I know there are plenty of companies that will not do as well with oil in the $40s -- namely the airlines, if you want a front-and-center group -- but the simple truth is that Bank of America (BAC), JPMorgan (JPM) and Wells Fargo (WFC) became the targets of short-sellers when they revealed their considerable exposure to the oil patch, and the financials and the oils can bring down any market with their weakness. (Bank of America and Wells Fargo are part of TheStreet's Action Alerts PLUS portfolio.)
In other words, no matter how well a Darden (DRI) or a Six Flags (SIX) or a Dollar General (DG) or a McDonald's (MCD) might do from lower oil, the idea of a big increase in bad loans from the big three banks at the same time that the Fed can't raise rates because of a prospective credit crunch from low oil was too much for this market to overcome.
That's why this rally, as opposed to a phony one based on a carryover from Europe, has a little more staying power.
Now, of course, if you are James Bullard, a Fed voting member who has said that as long as oil goes lower, then inflation is tame, you are going to have to rethink your dovish analysis. That's the price the stock market is going to have to pay for the end of thoughts about a credit crunch.
But the rock of a Fed rate hike is better than the hard place of hundreds of billions of dollars in credit losses, including at least $150 billion from the big banks. Consider a rate hike a necessary evil for the moment.
We have been buying Schlumberger (SLB) and Occidental (OXY) for Action Alerts PLUS, the former because it was already doing well despite the decline in price, and the latter because the dividend will be more likely assured in this new environment.

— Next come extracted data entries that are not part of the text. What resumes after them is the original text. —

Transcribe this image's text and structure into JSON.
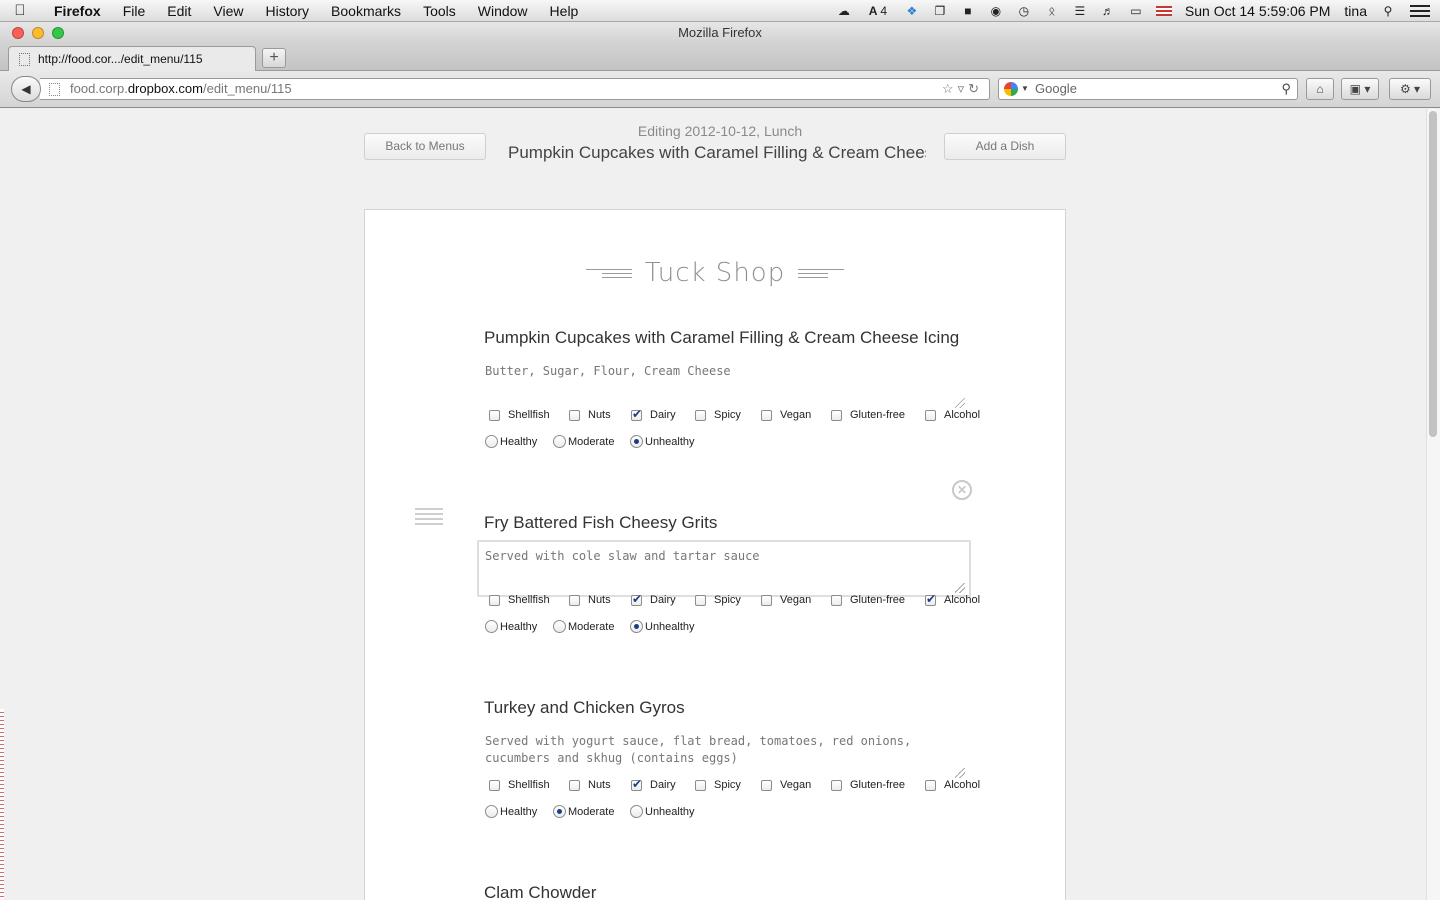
{
  "menubar": {
    "app_name": "Firefox",
    "items": [
      "File",
      "Edit",
      "View",
      "History",
      "Bookmarks",
      "Tools",
      "Window",
      "Help"
    ],
    "status_text_count": "4",
    "clock": "Sun Oct 14  5:59:06 PM",
    "user": "tina"
  },
  "window": {
    "title": "Mozilla Firefox"
  },
  "tab": {
    "label": "http://food.cor.../edit_menu/115",
    "new_tab_label": "+"
  },
  "urlbar": {
    "domain_prefix": "food.corp.",
    "domain": "dropbox.com",
    "path": "/edit_menu/115"
  },
  "search": {
    "placeholder": "Google"
  },
  "page": {
    "back_button": "Back to Menus",
    "add_button": "Add a Dish",
    "subtitle": "Editing 2012-10-12, Lunch",
    "title": "Pumpkin Cupcakes with Caramel Filling & Cream Cheese Icing",
    "brand": "Tuck Shop"
  },
  "labels": {
    "tags": [
      "Shellfish",
      "Nuts",
      "Dairy",
      "Spicy",
      "Vegan",
      "Gluten-free",
      "Alcohol"
    ],
    "health": [
      "Healthy",
      "Moderate",
      "Unhealthy"
    ]
  },
  "dishes": [
    {
      "name": "Pumpkin Cupcakes with Caramel Filling & Cream Cheese Icing",
      "description": "Butter, Sugar, Flour, Cream Cheese",
      "tags_checked": [
        false,
        false,
        true,
        false,
        false,
        false,
        false
      ],
      "health": "Unhealthy"
    },
    {
      "name": "Fry Battered Fish Cheesy Grits",
      "description": "Served with cole slaw and tartar sauce",
      "tags_checked": [
        false,
        false,
        true,
        false,
        false,
        false,
        true
      ],
      "health": "Unhealthy"
    },
    {
      "name": "Turkey and Chicken Gyros",
      "description": "Served with yogurt sauce, flat bread, tomatoes, red onions, cucumbers and skhug (contains eggs)",
      "tags_checked": [
        false,
        false,
        true,
        false,
        false,
        false,
        false
      ],
      "health": "Moderate"
    },
    {
      "name": "Clam Chowder"
    }
  ]
}
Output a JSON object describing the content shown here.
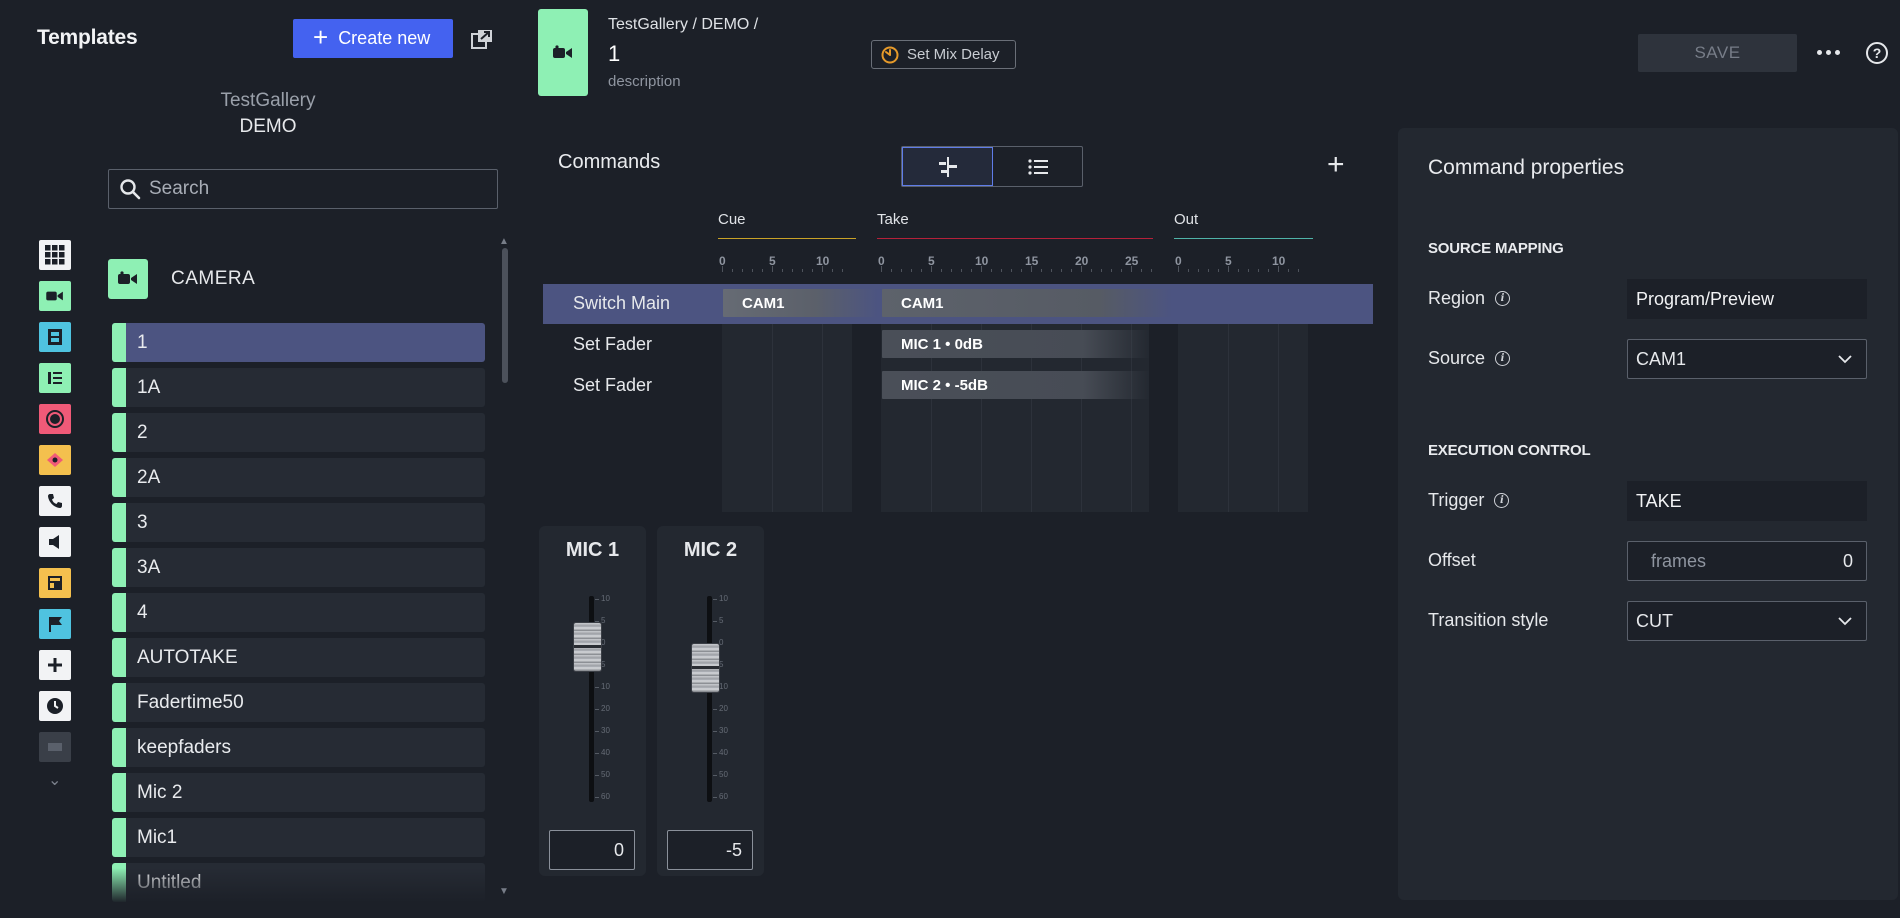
{
  "left": {
    "title": "Templates",
    "create_label": "Create new",
    "gallery_name": "TestGallery",
    "gallery_sub": "DEMO",
    "search_placeholder": "Search",
    "category": "CAMERA",
    "rail_icons": [
      {
        "name": "grid-icon",
        "bg": "#f2f3f5"
      },
      {
        "name": "camera-icon",
        "bg": "#8ef0b4"
      },
      {
        "name": "film-icon",
        "bg": "#4fc3e0"
      },
      {
        "name": "graphics-icon",
        "bg": "#8ef0b4"
      },
      {
        "name": "record-icon",
        "bg": "#f05a78"
      },
      {
        "name": "gamepad-icon",
        "bg": "#f4c04e"
      },
      {
        "name": "phone-icon",
        "bg": "#f2f3f5"
      },
      {
        "name": "speaker-icon",
        "bg": "#f2f3f5"
      },
      {
        "name": "layout-icon",
        "bg": "#f4c04e"
      },
      {
        "name": "flag-icon",
        "bg": "#4fc3e0"
      },
      {
        "name": "add-icon",
        "bg": "#f2f3f5"
      },
      {
        "name": "clock-icon",
        "bg": "#f2f3f5"
      },
      {
        "name": "more-rail-icon",
        "bg": "#3a3f48"
      }
    ],
    "templates": [
      "1",
      "1A",
      "2",
      "2A",
      "3",
      "3A",
      "4",
      "AUTOTAKE",
      "Fadertime50",
      "keepfaders",
      "Mic 2",
      "Mic1",
      "Untitled"
    ],
    "selected_index": 0
  },
  "header": {
    "path": "TestGallery / DEMO /",
    "name": "1",
    "description": "description",
    "mix_delay_label": "Set Mix Delay",
    "save_label": "SAVE"
  },
  "commands": {
    "title": "Commands",
    "phases": {
      "cue": "Cue",
      "take": "Take",
      "out": "Out"
    },
    "colors": {
      "cue": "#c9a227",
      "take": "#b5213a",
      "out": "#4fb3a8"
    },
    "ruler": {
      "cue": [
        "0",
        "5",
        "10"
      ],
      "take": [
        "0",
        "5",
        "10",
        "15",
        "20",
        "25"
      ],
      "out": [
        "0",
        "5",
        "10"
      ]
    },
    "rows": [
      {
        "label": "Switch Main",
        "cue": "CAM1",
        "take": "CAM1"
      },
      {
        "label": "Set Fader",
        "cue": "",
        "take": "MIC 1 • 0dB"
      },
      {
        "label": "Set Fader",
        "cue": "",
        "take": "MIC 2 • -5dB"
      }
    ]
  },
  "faders": [
    {
      "name": "MIC 1",
      "value": "0",
      "level": 0.2
    },
    {
      "name": "MIC 2",
      "value": "-5",
      "level": 0.3
    }
  ],
  "fader_scale": [
    "10",
    "5",
    "0",
    "5",
    "10",
    "20",
    "30",
    "40",
    "50",
    "60"
  ],
  "props": {
    "title": "Command properties",
    "source_mapping": "SOURCE MAPPING",
    "region_label": "Region",
    "region_value": "Program/Preview",
    "source_label": "Source",
    "source_value": "CAM1",
    "execution_control": "EXECUTION CONTROL",
    "trigger_label": "Trigger",
    "trigger_value": "TAKE",
    "offset_label": "Offset",
    "offset_unit": "frames",
    "offset_value": "0",
    "transition_label": "Transition style",
    "transition_value": "CUT"
  }
}
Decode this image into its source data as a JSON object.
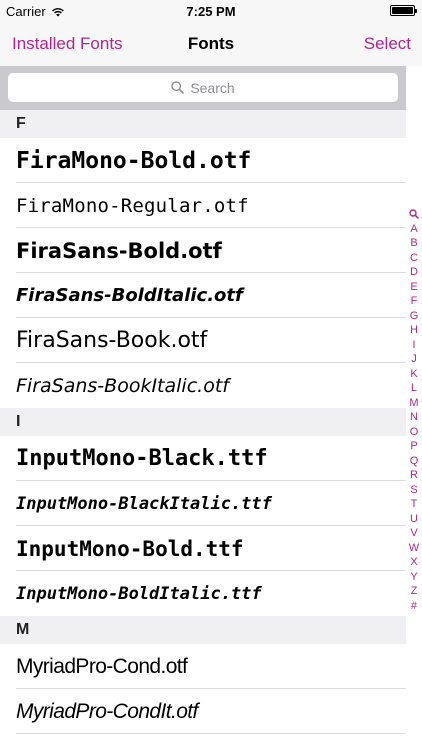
{
  "status_bar": {
    "carrier": "Carrier",
    "time": "7:25 PM"
  },
  "nav": {
    "back_label": "Installed Fonts",
    "title": "Fonts",
    "select_label": "Select"
  },
  "search": {
    "placeholder": "Search"
  },
  "colors": {
    "accent": "#b1258f",
    "section_bg": "#f0f0f2",
    "search_bar_bg": "#c9c9ce"
  },
  "sections": [
    {
      "letter": "F",
      "fonts": [
        "FiraMono-Bold.otf",
        "FiraMono-Regular.otf",
        "FiraSans-Bold.otf",
        "FiraSans-BoldItalic.otf",
        "FiraSans-Book.otf",
        "FiraSans-BookItalic.otf"
      ]
    },
    {
      "letter": "I",
      "fonts": [
        "InputMono-Black.ttf",
        "InputMono-BlackItalic.ttf",
        "InputMono-Bold.ttf",
        "InputMono-BoldItalic.ttf"
      ]
    },
    {
      "letter": "M",
      "fonts": [
        "MyriadPro-Cond.otf",
        "MyriadPro-CondIt.otf"
      ]
    }
  ],
  "index": [
    "A",
    "B",
    "C",
    "D",
    "E",
    "F",
    "G",
    "H",
    "I",
    "J",
    "K",
    "L",
    "M",
    "N",
    "O",
    "P",
    "Q",
    "R",
    "S",
    "T",
    "U",
    "V",
    "W",
    "X",
    "Y",
    "Z",
    "#"
  ]
}
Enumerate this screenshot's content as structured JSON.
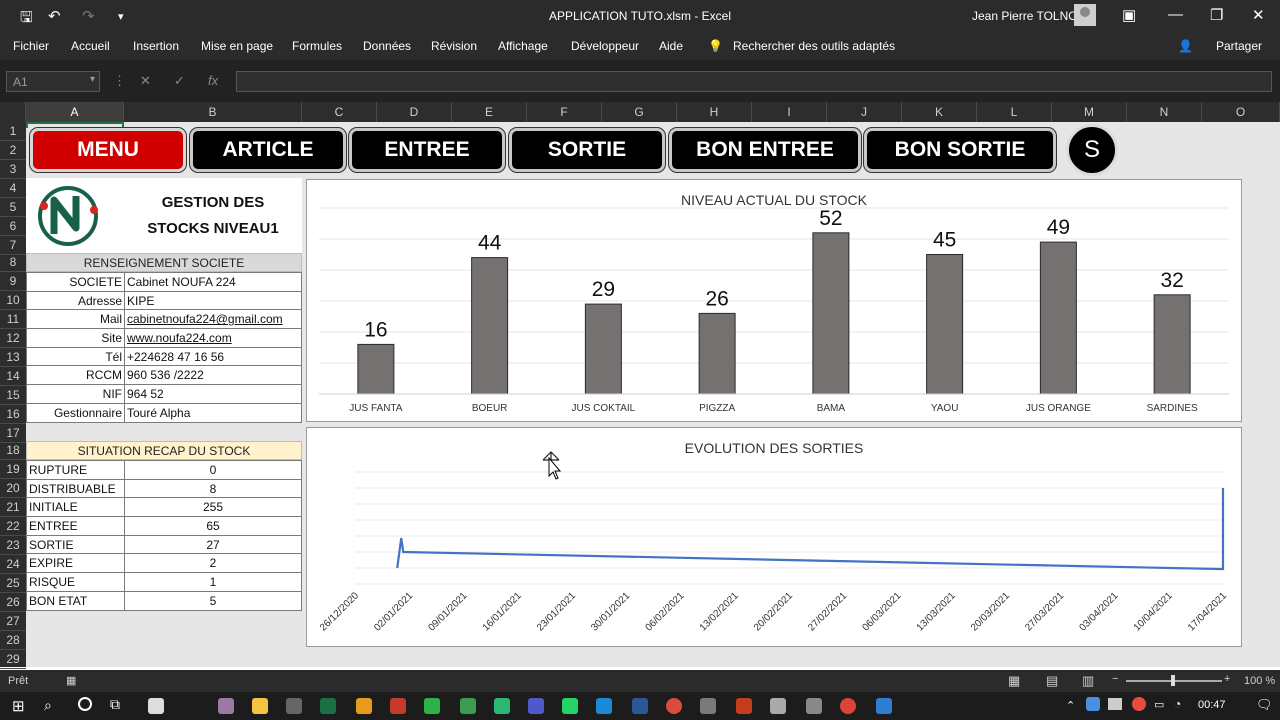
{
  "titlebar": {
    "title": "APPLICATION TUTO.xlsm  -  Excel",
    "user": "Jean Pierre TOLNO"
  },
  "ribbon_tabs": [
    "Fichier",
    "Accueil",
    "Insertion",
    "Mise en page",
    "Formules",
    "Données",
    "Révision",
    "Affichage",
    "Développeur",
    "Aide"
  ],
  "search_tools": "Rechercher des outils adaptés",
  "share_label": "Partager",
  "namebox": "A1",
  "fx_label": "fx",
  "columns": [
    "A",
    "B",
    "C",
    "D",
    "E",
    "F",
    "G",
    "H",
    "I",
    "J",
    "K",
    "L",
    "M",
    "N",
    "O"
  ],
  "rows": [
    "1",
    "2",
    "3",
    "4",
    "5",
    "6",
    "7",
    "8",
    "9",
    "10",
    "11",
    "12",
    "13",
    "14",
    "15",
    "16",
    "17",
    "18",
    "19",
    "20",
    "21",
    "22",
    "23",
    "24",
    "25",
    "26",
    "27",
    "28",
    "29"
  ],
  "nav": {
    "menu": "MENU",
    "article": "ARTICLE",
    "entree": "ENTREE",
    "sortie": "SORTIE",
    "bon_entree": "BON ENTREE",
    "bon_sortie": "BON SORTIE",
    "s": "S"
  },
  "company": {
    "title_line1": "GESTION DES",
    "title_line2": "STOCKS NIVEAU1",
    "section_header": "RENSEIGNEMENT SOCIETE",
    "fields": [
      {
        "label": "SOCIETE",
        "value": "Cabinet NOUFA 224"
      },
      {
        "label": "Adresse",
        "value": "KIPE"
      },
      {
        "label": "Mail",
        "value": "cabinetnoufa224@gmail.com"
      },
      {
        "label": "Site",
        "value": "www.noufa224.com"
      },
      {
        "label": "Tél",
        "value": "+224628 47 16 56"
      },
      {
        "label": "RCCM",
        "value": "960 536 /2222"
      },
      {
        "label": "NIF",
        "value": "964 52"
      },
      {
        "label": "Gestionnaire",
        "value": "Touré Alpha"
      }
    ]
  },
  "recap": {
    "header": "SITUATION RECAP DU STOCK",
    "rows": [
      {
        "label": "RUPTURE",
        "value": "0"
      },
      {
        "label": "DISTRIBUABLE",
        "value": "8"
      },
      {
        "label": "INITIALE",
        "value": "255"
      },
      {
        "label": "ENTREE",
        "value": "65"
      },
      {
        "label": "SORTIE",
        "value": "27"
      },
      {
        "label": "EXPIRE",
        "value": "2"
      },
      {
        "label": "RISQUE",
        "value": "1"
      },
      {
        "label": "BON ETAT",
        "value": "5"
      }
    ]
  },
  "chart_data": [
    {
      "type": "bar",
      "title": "NIVEAU ACTUAL DU STOCK",
      "categories": [
        "JUS FANTA",
        "BOEUR",
        "JUS COKTAIL",
        "PIGZZA",
        "BAMA",
        "YAOU",
        "JUS ORANGE",
        "SARDINES"
      ],
      "values": [
        16,
        44,
        29,
        26,
        52,
        45,
        49,
        32
      ],
      "ylim": [
        0,
        60
      ],
      "grid": true,
      "color": "#767171"
    },
    {
      "type": "line",
      "title": "EVOLUTION DES SORTIES",
      "x": [
        "26/12/2020",
        "02/01/2021",
        "09/01/2021",
        "16/01/2021",
        "23/01/2021",
        "30/01/2021",
        "06/02/2021",
        "13/02/2021",
        "20/02/2021",
        "27/02/2021",
        "06/03/2021",
        "13/03/2021",
        "20/03/2021",
        "27/03/2021",
        "03/04/2021",
        "10/04/2021",
        "17/04/2021"
      ],
      "grid": true,
      "color": "#4472c4"
    }
  ],
  "status": {
    "ready": "Prêt",
    "zoom": "100 %",
    "time": "00:47"
  },
  "colors": {
    "menu_red": "#d00000",
    "button_black": "#000000",
    "recap_header": "#fff2cc",
    "section_header": "#d9d9d9"
  }
}
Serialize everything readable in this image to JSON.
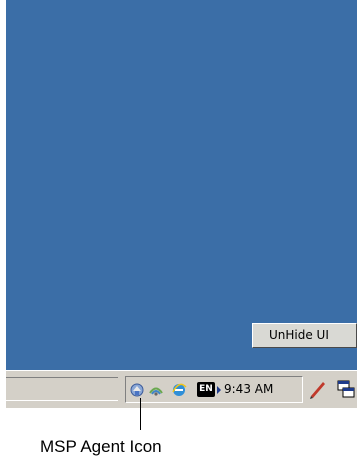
{
  "desktop": {
    "background_color": "#3b6ea7"
  },
  "unhide_button": {
    "label": "UnHide UI"
  },
  "taskbar": {
    "tray": {
      "icons": [
        "msp-agent-icon",
        "network-icon",
        "internet-explorer-icon"
      ],
      "language": "EN",
      "clock": "9:43 AM"
    },
    "right_icons": [
      "pen-input-icon",
      "window-switch-icon"
    ]
  },
  "annotation": {
    "label": "MSP Agent Icon"
  }
}
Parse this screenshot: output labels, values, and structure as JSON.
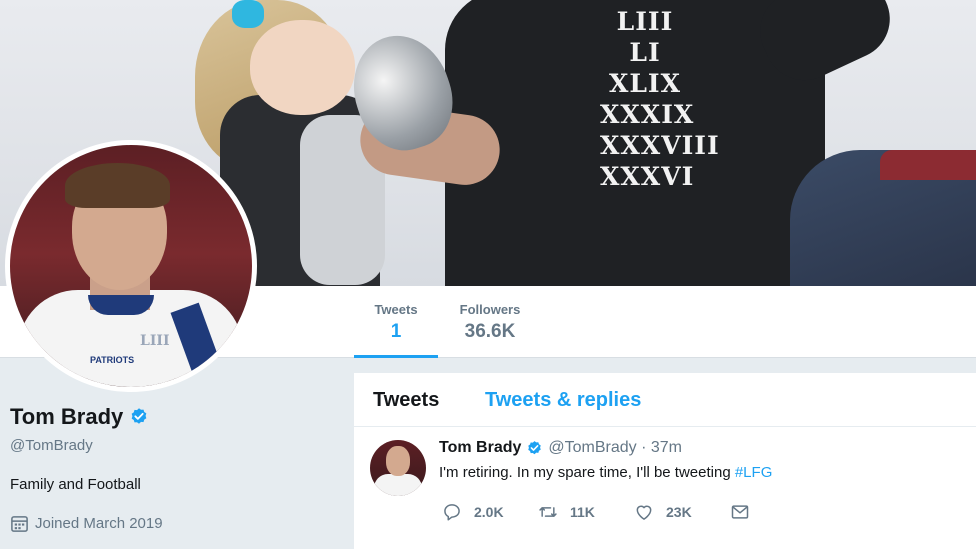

Speculators might want to gravitate to those oils that have said they don't need financing, namely Anadarko (APC), or those that are so beaten-down that maybe they can spring back even if they have to raise cash, and here I am thinking of a Whiting (WLL) or a WPX Energy (WPX, but those are only for real risk takers.
Suffice it to say, though, that when the biggest -- and most correct -- bear says that perhaps the bottom has been put in, that's good enough to spark a rally that makes it so the largest real worry on the table is off the table, and that's good enough to take us much higher ... until oil's so high that we have to start cutting the numbers of those who use too much of it.